Звоним… А чего звонить, когда над дверью нет звонка? Зато есть цепочка, за которую надо дернуть. За дверью раздастся мелодичный звон колокольчика… А какой еще? Конечно мелодичный. Так в туманной росистой заре в местечке Хамковицы, что в шестнадцати верстах от Житомира, по этому звоночку узнаешь нашу корову Цилю.
… и выйдет моя ненаглядная, предмет моих тайных, но громких воздыханий. А как еще показать свои воздыхания, если не воздыхать громко? Как будто в груди у тебя бьется, требуя свободы, двигатель внутреннего сгорания. И конечно же, горит огонь желаний. В груди… Или… Да всюду и горит… Сейчас я увижу… Бледная рука в голубых прожилках с длинными изящными пальчиками с хищным маникюром. Крылья носа нервно вздрагивают Вот-вот не удержатся на месте и улетят. Марафет – он, знаете ли, великая подъемная сила. Полный улет. А между пальчиками у нее будет зажата легкая турецкая пахитоска. Все будет так, как я задумал. В этот раз она наконец даст мне ответ. Или просто даст. Хотя это вряд ли. На моем пути стоит (не в прямом смысле стоит, а в переносном, художественный образ) сын бакинского нефтепромышленника Айвара Алекперова Айвар Алекперов. У в роду все мужчины Айвары Алекперовы. Раньше, в восемнадцатом веке, они носили разные имена. Но в Баку тогда было выше крыши Алекперовых. Разных социальных слоев и состояний. И был среди них один мошенничествующий Алекперов. Это бы еще ничего, что мошенничающий, это национальное, но он был еще и бандитствующий. Однажды полиция попутала его на грабеже лавки с контрафактным бензином, принадлежащей другому Алекперову, которого звали Айваром, и он, бандитствующий Алекперов, которого звали Вагид, назвался Айваром. А так как он был моложе настоящего Айвара на тридцать лет, то мудаковатая бакинская полиция восемнадцатого века решила, что сынок грабит своего батю. Они его связали и бросили в зиндан предварительного заключения. Чтобы слупить с папаши мзду за освобождение сынка.
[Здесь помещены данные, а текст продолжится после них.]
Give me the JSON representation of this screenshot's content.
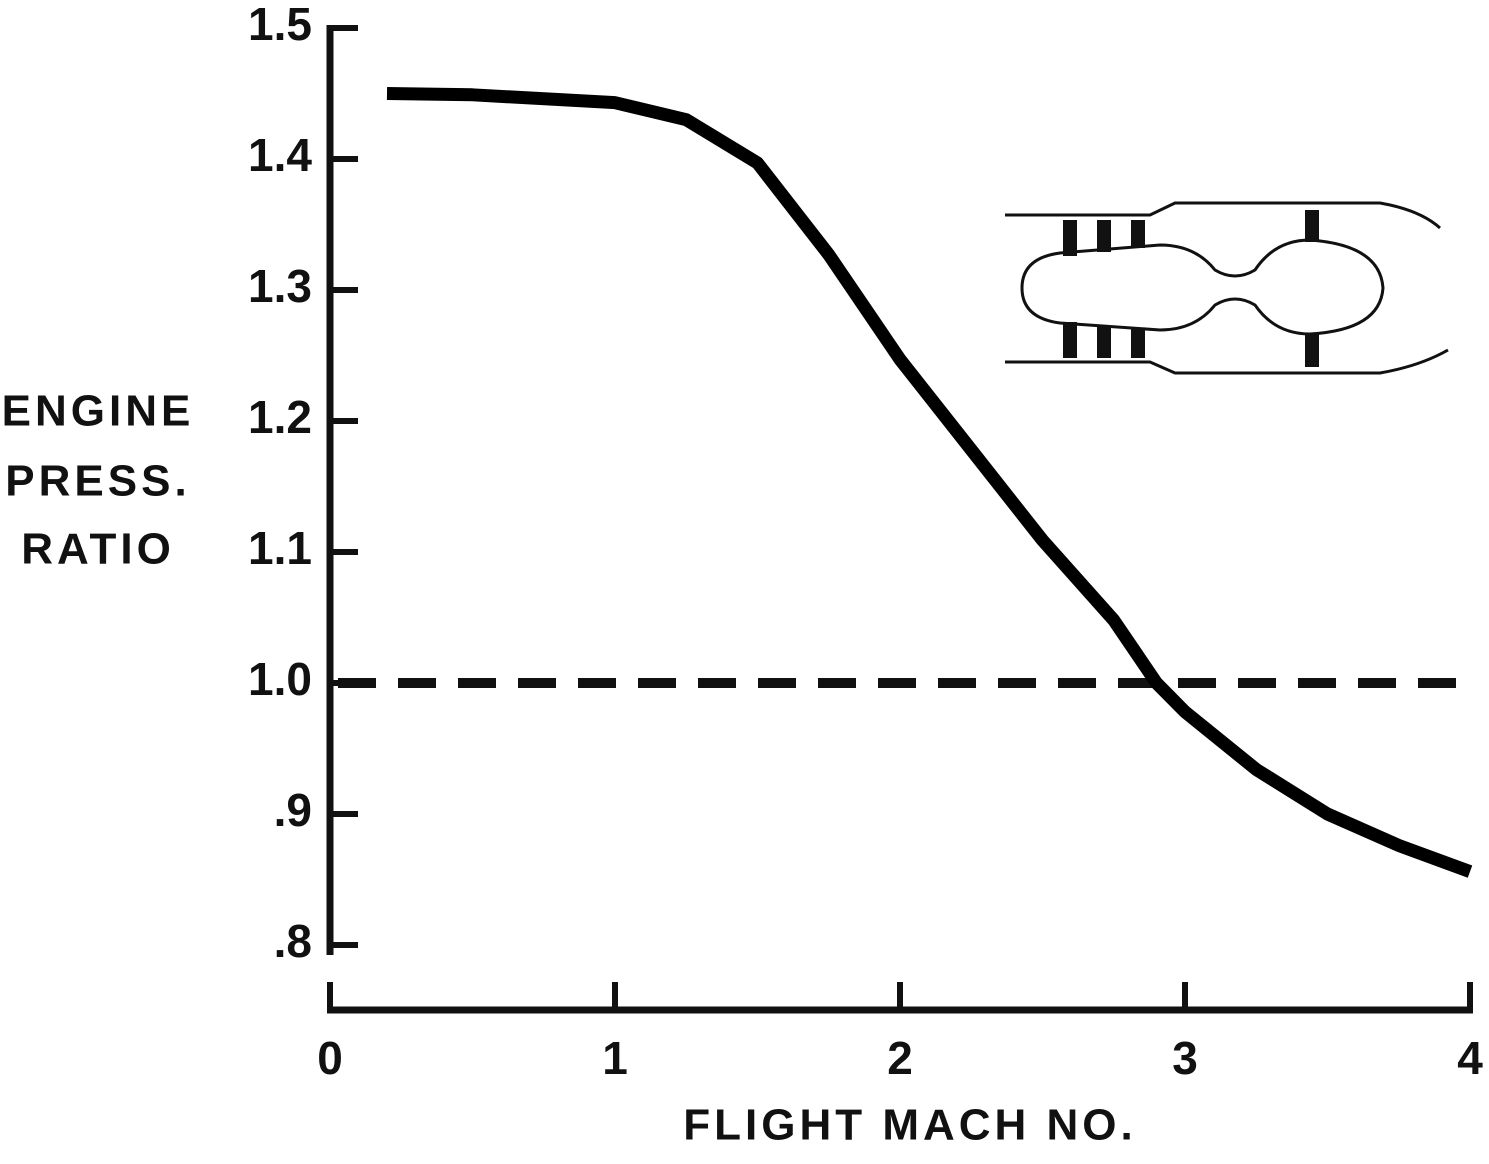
{
  "chart_data": {
    "type": "line",
    "ylabel": [
      "ENGINE",
      "PRESS.",
      "RATIO"
    ],
    "xlabel": "FLIGHT MACH NO.",
    "x": [
      0.2,
      0.5,
      1.0,
      1.25,
      1.5,
      1.75,
      2.0,
      2.25,
      2.5,
      2.75,
      2.9,
      3.0,
      3.25,
      3.5,
      3.75,
      4.0
    ],
    "series": [
      {
        "color": "#000000",
        "values": [
          1.45,
          1.449,
          1.443,
          1.43,
          1.397,
          1.327,
          1.247,
          1.178,
          1.109,
          1.048,
          1.0,
          0.978,
          0.934,
          0.9,
          0.876,
          0.856
        ]
      }
    ],
    "reference_line": 1.0,
    "xlim": [
      0,
      4
    ],
    "xticks": [
      0,
      1,
      2,
      3,
      4
    ],
    "ylim": [
      0.8,
      1.5
    ],
    "yticks": [
      {
        "value": 0.8,
        "label": ".8"
      },
      {
        "value": 0.9,
        "label": ".9"
      },
      {
        "value": 1.0,
        "label": "1.0"
      },
      1.1,
      1.2,
      1.3,
      1.4,
      1.5
    ],
    "grid": false
  }
}
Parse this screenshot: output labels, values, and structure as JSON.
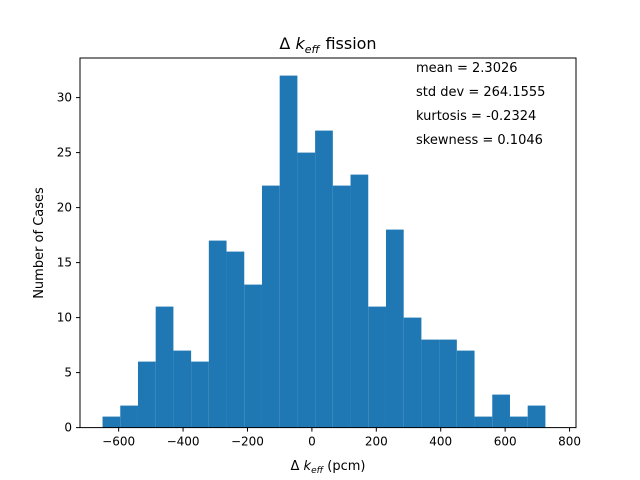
{
  "chart_data": {
    "type": "bar",
    "title_prefix": "Δ ",
    "title_k": "k",
    "title_sub": "eff",
    "title_suffix": "fission",
    "xlabel_prefix": "Δ ",
    "xlabel_k": "k",
    "xlabel_sub": "eff",
    "xlabel_suffix": " (pcm)",
    "ylabel": "Number of Cases",
    "xlim": [
      -720,
      820
    ],
    "ylim": [
      0,
      33.6
    ],
    "x_ticks": [
      -600,
      -400,
      -200,
      0,
      200,
      400,
      600,
      800
    ],
    "x_tick_labels": [
      "−600",
      "−400",
      "−200",
      "0",
      "200",
      "400",
      "600",
      "800"
    ],
    "y_ticks": [
      0,
      5,
      10,
      15,
      20,
      25,
      30
    ],
    "y_tick_labels": [
      "0",
      "5",
      "10",
      "15",
      "20",
      "25",
      "30"
    ],
    "bar_color": "#1f77b4",
    "bin_start": -650,
    "bin_width": 55,
    "values": [
      1,
      2,
      6,
      11,
      7,
      6,
      17,
      16,
      13,
      22,
      32,
      25,
      27,
      22,
      23,
      11,
      18,
      10,
      8,
      8,
      7,
      1,
      3,
      1,
      2
    ],
    "grid": false,
    "stats": [
      "mean = 2.3026",
      "std dev = 264.1555",
      "kurtosis = -0.2324",
      "skewness = 0.1046"
    ]
  }
}
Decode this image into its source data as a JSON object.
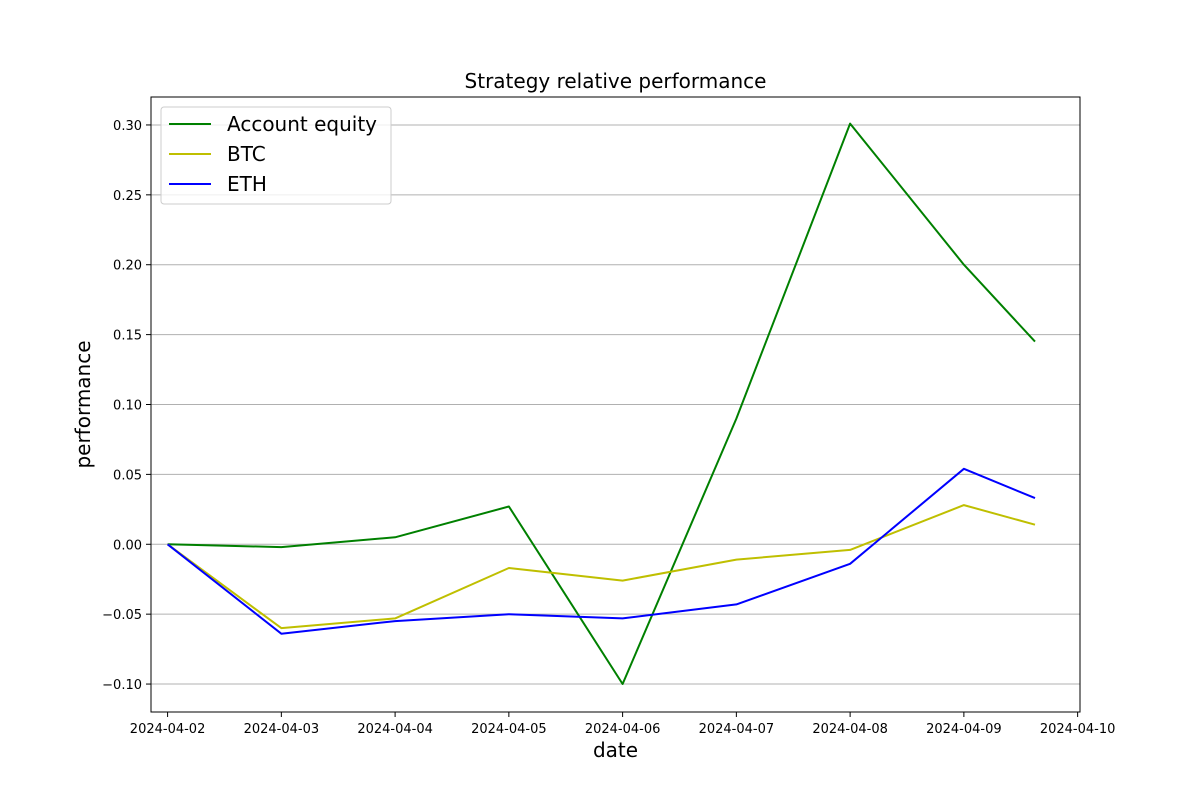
{
  "chart_data": {
    "type": "line",
    "title": "Strategy relative performance",
    "xlabel": "date",
    "ylabel": "performance",
    "x": [
      "2024-04-02",
      "2024-04-03",
      "2024-04-04",
      "2024-04-05",
      "2024-04-06",
      "2024-04-07",
      "2024-04-08",
      "2024-04-09",
      "2024-04-09 15:00"
    ],
    "xticks": [
      "2024-04-02",
      "2024-04-03",
      "2024-04-04",
      "2024-04-05",
      "2024-04-06",
      "2024-04-07",
      "2024-04-08",
      "2024-04-09",
      "2024-04-10"
    ],
    "xlim": [
      "2024-04-01 20:30",
      "2024-04-10 00:30"
    ],
    "yticks": [
      -0.1,
      -0.05,
      0.0,
      0.05,
      0.1,
      0.15,
      0.2,
      0.25,
      0.3
    ],
    "ylim": [
      -0.12,
      0.32
    ],
    "grid": "y",
    "legend_position": "top-left",
    "series": [
      {
        "name": "Account equity",
        "color": "#008000",
        "values": [
          0.0,
          -0.002,
          0.005,
          0.027,
          -0.1,
          0.09,
          0.301,
          0.2,
          0.145
        ]
      },
      {
        "name": "BTC",
        "color": "#bfbf00",
        "values": [
          0.0,
          -0.06,
          -0.053,
          -0.017,
          -0.026,
          -0.011,
          -0.004,
          0.028,
          0.014
        ]
      },
      {
        "name": "ETH",
        "color": "#0000ff",
        "values": [
          0.0,
          -0.064,
          -0.055,
          -0.05,
          -0.053,
          -0.043,
          -0.014,
          0.054,
          0.033
        ]
      }
    ]
  }
}
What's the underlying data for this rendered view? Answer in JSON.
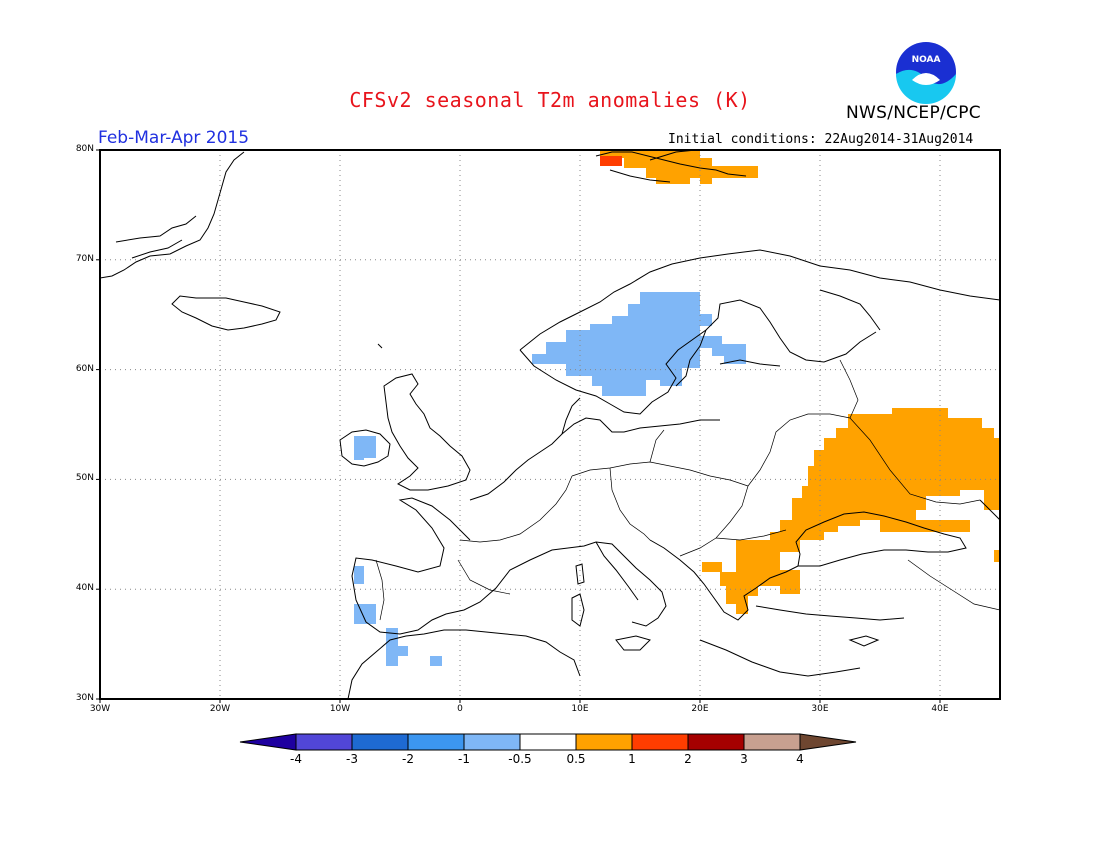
{
  "title": "CFSv2 seasonal T2m anomalies (K)",
  "agency": "NWS/NCEP/CPC",
  "period": "Feb-Mar-Apr 2015",
  "initial_conditions": "Initial conditions: 22Aug2014-31Aug2014",
  "logo_text": "NOAA",
  "map": {
    "lon_range": [
      -30,
      45
    ],
    "lat_range": [
      30,
      80
    ],
    "lon_ticks": [
      "30W",
      "20W",
      "10W",
      "0",
      "10E",
      "20E",
      "30E",
      "40E"
    ],
    "lat_ticks": [
      "30N",
      "40N",
      "50N",
      "60N",
      "70N",
      "80N"
    ],
    "gridlines": "dotted",
    "anomaly_regions": [
      {
        "name": "scandinavia",
        "anomaly_bin": "-1 to -0.5",
        "color": "#7fb7f6"
      },
      {
        "name": "ireland",
        "anomaly_bin": "-1 to -0.5",
        "color": "#7fb7f6"
      },
      {
        "name": "iberia-west",
        "anomaly_bin": "-1 to -0.5",
        "color": "#7fb7f6"
      },
      {
        "name": "gibraltar",
        "anomaly_bin": "-1 to -0.5",
        "color": "#7fb7f6"
      },
      {
        "name": "svalbard",
        "anomaly_bin": "0.5 to 1",
        "color": "#ffa200"
      },
      {
        "name": "svalbard-west",
        "anomaly_bin": "1 to 2",
        "color": "#ff3d00"
      },
      {
        "name": "ukraine-russia",
        "anomaly_bin": "0.5 to 1",
        "color": "#ffa200"
      },
      {
        "name": "balkans-turkey",
        "anomaly_bin": "0.5 to 1",
        "color": "#ffa200"
      }
    ]
  },
  "colorbar": {
    "labels": [
      "-4",
      "-3",
      "-2",
      "-1",
      "-0.5",
      "0.5",
      "1",
      "2",
      "3",
      "4"
    ],
    "colors": [
      "#1e00a0",
      "#5146d7",
      "#1e6ad2",
      "#3c96f0",
      "#7fb7f6",
      "#ffffff",
      "#ffa200",
      "#ff3d00",
      "#a50000",
      "#c8a090",
      "#6e4630"
    ]
  }
}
Папаша в это время отдыхал на любимой третьей жене Лейле. Потому что очень сильно устал от отдыха на второй любимой жене Зухре.
И это еще не вся цепочка. Поэтому он, не вдаваясь в подробности, забашлял полицию. Пока не вспомнил по пути с третьей любимой жены Лейлы на четвертую любимую жену Айгуль, что у него нет сына Айвара. Что у него вообще нет детей. У него были проблемы. Нет, со стволом-то у него было ого-го!!! А вот с боеприпасами… Начальной скорости у них не хватало. Долететь до цели. А все почему? А все потому. И вот когда Айвар Алекперов, не дойдя до четвертой любимой жены, усек ситуацию, он надел штаны и потребовал к себе бандитствующего Алекперова и, вместо того чтобы как настоящий Айвар Алекперов казнить мерзавца, усыновил его, поменял через градоначальника графа Бердан-Мохнатского имя Вагид на имя Айвар и женил его на свежевзятой, но еще неопробованной седьмой любимой жене Зульфие и умер. И оставил завещание, что все первенцы в его роду будут носить имя Айвар.
Так вот, последний из Айваров Алекперовых и намыливался жениться на княжне Танечке Персоль-Гуторской. А я этого не хотел. Я хотел жениться на ней сам. Я хоть и не нефтедобытчик Айвар Алекперов, но тоже… Из потомственных евреев Его Императорского Величества. И с боеприпасами у моего предка Гирша, приглашенного императрицей Екатериной Великой в Россию из польского города Липска и вынужденного сменить благозвучную фамилию Шмокшлимазлцудрейтерзон на более простую и доступную фамилию Липскеров, так ему казалось… О чем я говорил? А! О боеприпасах. Так вот, Липскеровых в мире – что собак нерезаных. И все родственники. Так что негоже мне, столбовому Липскерову, лажаться перед каким-то Айваром…
Я дернул за цепочку. Дверь мне открыл старый дворецкий Иеринарх Владимирович Фридман. Из бывших крепостных. У них в роду все первенцы носили имя Иеринарх. Такое вот странное совпадение.
– Что господину жиду надо? – спросил дворецкий, склонив напомаженную голову в полупоклоне.
– Княжна у себя? – ответил я по национальному обычаю вопросом на вопрос.
– А какое господину жиду собачье дело до того, где княжна?
Ну, я не стал препираться со стариком. Убил его и вошел в комнаты. Она, Танечка моя, княжна Персоль-Гуторская, двадцати неполных лет, сидела на диване. Я молча сжимал в кармане леденящий пистолет. Обращенный книзу дулом, сквозь карман он мог стрелять. Но, господа присяжные заседатели (прорепетировал я про себя свое последнее слово), у меня и в мыслях не было убивать княжну Персоль-Гуторскую. А пистолет – исключительно в целях самозащиты. От конкретного лица кавказской национальности Айвара Алекперова.
– Танюх, ты мне раз и навсегда скажи: дашь или не дашь? (Намек на знакомство с произведениями Вильяма Шекспира, род. 23.4.1564, ум. 23.4.1616.)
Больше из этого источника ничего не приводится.